Though frightening, this is not new territory for many farmers.

“Since we were children, we were developing resilient practices — otherwise, you disappear,” said Mildred Alvarado, the Futuro en Ag coordinator at Cornell Small Farms. Alvarado grew up on a small subsistence farm in western Honduras, an experience she said “turned me into a woman of agriculture.”

Many of the farmers Alvarado works with are immigrants with various levels of documentation and little to no English. Many came to the United States – from Mexico, El Salvador, Guatemala, Brazil, Kenya, Vietnam or Puerto Rico – because of the difficulties and lack of opportunities in their home countries. Alvarado recounts the stories of farmers she works with who started with absolutely nothing to their names, and now, after 20 years, are earning their living selling organic produce at the market.

It’s been three years since Alvarado began building the Futuro en Ag project with Cornell Small Farms, focused on helping LatinX farmers overcome linguistic, cultural and technical barriers. Their monthly Futuro meetings provide an opportunity for knowledge exchange and resource sharing, and their bespoke programs provide hands-on guidance on everything from building business plans to securing grant funding and land.

Alvarado is grateful that she had a “head start” on this work, building the network over time so that it was in place for this moment of crisis. “People are very creative, innovative. We need to continue fighting, creating a positive model to inspire new generations. Otherwise, the future is going to be worse,” she said.
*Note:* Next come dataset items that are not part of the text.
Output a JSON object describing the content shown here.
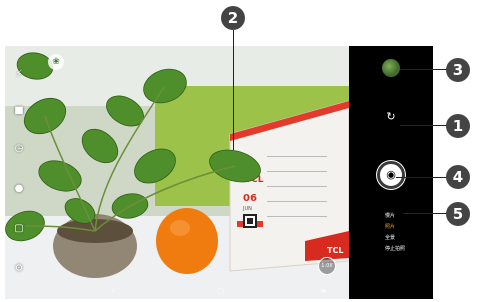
{
  "viewfinder": {
    "calendar_brand": "TCL",
    "calendar_day": "06",
    "calendar_month": "JUN",
    "calendar_brand_bottom": "TCL"
  },
  "left_toolbar": {
    "icons": [
      "flash-icon",
      "hdr-icon",
      "timer-icon",
      "person-icon",
      "aspect-ratio-icon",
      "settings-icon"
    ]
  },
  "overlay": {
    "filter_icon": "leaf-icon",
    "zoom_label": "1.0X"
  },
  "nav_bar": {
    "back": "‹",
    "home": "○",
    "recents": "≡"
  },
  "right_panel": {
    "switch_icon": "camera-switch-icon",
    "shutter_icon": "camera-icon",
    "modes": [
      {
        "label": "慢片",
        "active": false
      },
      {
        "label": "照片",
        "active": true
      },
      {
        "label": "全景",
        "active": false
      },
      {
        "label": "停止拍照",
        "active": false
      }
    ]
  },
  "callouts": {
    "n1": "1",
    "n2": "2",
    "n3": "3",
    "n4": "4",
    "n5": "5"
  }
}
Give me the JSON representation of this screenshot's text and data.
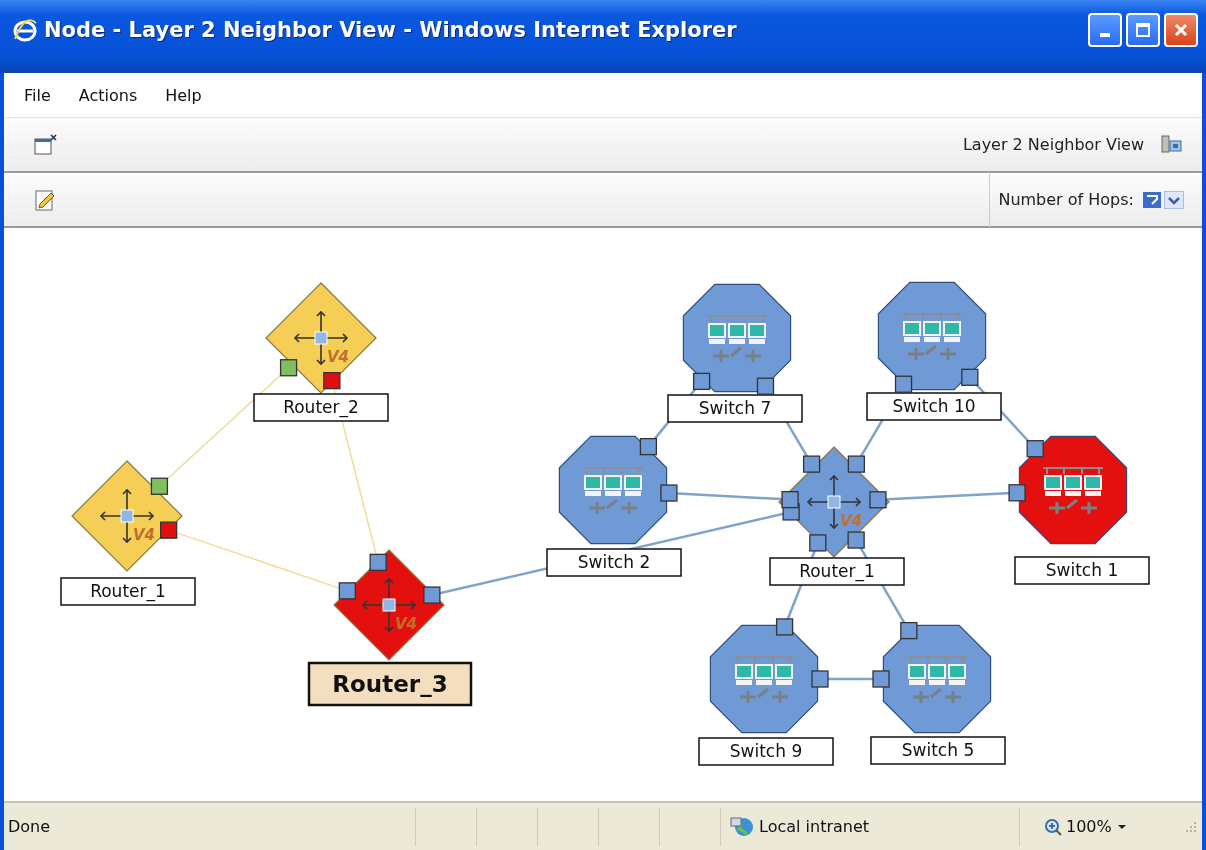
{
  "window": {
    "title": "Node - Layer 2 Neighbor View - Windows Internet Explorer"
  },
  "menu": [
    "File",
    "Actions",
    "Help"
  ],
  "toolbar": {
    "view_name": "Layer 2 Neighbor View"
  },
  "hops": {
    "label": "Number of Hops:"
  },
  "nodes": [
    {
      "kind": "router",
      "label": "Router_2",
      "badge": "V4",
      "color": "#f5cf55",
      "selected": false,
      "ports": [
        {
          "color": "#7fbf5f"
        },
        {
          "color": "#e01010"
        }
      ]
    },
    {
      "kind": "router",
      "label": "Router_1",
      "badge": "V4",
      "color": "#f5cf55",
      "selected": false,
      "ports": [
        {
          "color": "#7fbf5f"
        },
        {
          "color": "#e01010"
        }
      ]
    },
    {
      "kind": "router",
      "label": "Router_3",
      "badge": "V4",
      "color": "#e41010",
      "selected": true,
      "ports": [
        {
          "color": "#6f9ad6"
        },
        {
          "color": "#6f9ad6"
        },
        {
          "color": "#6f9ad6"
        }
      ]
    },
    {
      "kind": "switch",
      "label": "Switch 7",
      "color": "#6f9ad6",
      "selected": false,
      "ports": [
        {
          "color": "#6f9ad6"
        },
        {
          "color": "#6f9ad6"
        }
      ]
    },
    {
      "kind": "switch",
      "label": "Switch 10",
      "color": "#6f9ad6",
      "selected": false,
      "ports": [
        {
          "color": "#6f9ad6"
        },
        {
          "color": "#6f9ad6"
        }
      ]
    },
    {
      "kind": "switch",
      "label": "Switch 2",
      "color": "#6f9ad6",
      "selected": false,
      "ports": [
        {
          "color": "#6f9ad6"
        },
        {
          "color": "#6f9ad6"
        }
      ]
    },
    {
      "kind": "router",
      "label": "Router_1",
      "badge": "V4",
      "color": "#6f9ad6",
      "selected": false,
      "ports": [
        {
          "color": "#6f9ad6"
        },
        {
          "color": "#6f9ad6"
        },
        {
          "color": "#6f9ad6"
        },
        {
          "color": "#6f9ad6"
        },
        {
          "color": "#6f9ad6"
        },
        {
          "color": "#6f9ad6"
        },
        {
          "color": "#6f9ad6"
        }
      ]
    },
    {
      "kind": "switch",
      "label": "Switch 1",
      "color": "#e41010",
      "selected": false,
      "ports": [
        {
          "color": "#6f9ad6"
        },
        {
          "color": "#6f9ad6"
        }
      ]
    },
    {
      "kind": "switch",
      "label": "Switch 9",
      "color": "#6f9ad6",
      "selected": false,
      "ports": [
        {
          "color": "#6f9ad6"
        },
        {
          "color": "#6f9ad6"
        }
      ]
    },
    {
      "kind": "switch",
      "label": "Switch 5",
      "color": "#6f9ad6",
      "selected": false,
      "ports": [
        {
          "color": "#6f9ad6"
        },
        {
          "color": "#6f9ad6"
        }
      ]
    }
  ],
  "status_bar": {
    "text": "Done",
    "zone": "Local intranet",
    "zoom": "100%"
  }
}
Immigration crackdowns are going to have a ripple effect, predicted Alvarado, that will eventually hit consumers in the wallet. “This isn’t just going to affect farmers; it will affect supply chain,” she said.

While small family farms depend on family and friends, they also rely heavily on H-2A visas, which allow foreign-born workers to come to the United States to do seasonal farm labor. But as of late spring, many of those visas had not yet arrived, said Alvarado. That means farms are understaffed – another pressure squeezing farmers right now.

For Alvarado, the goal is uplifting all farmers. “Doesn’t matter what race. What size. All deserve to be treated with respect and dignity. This situation is complicated, and we know we have something special to overcome it.”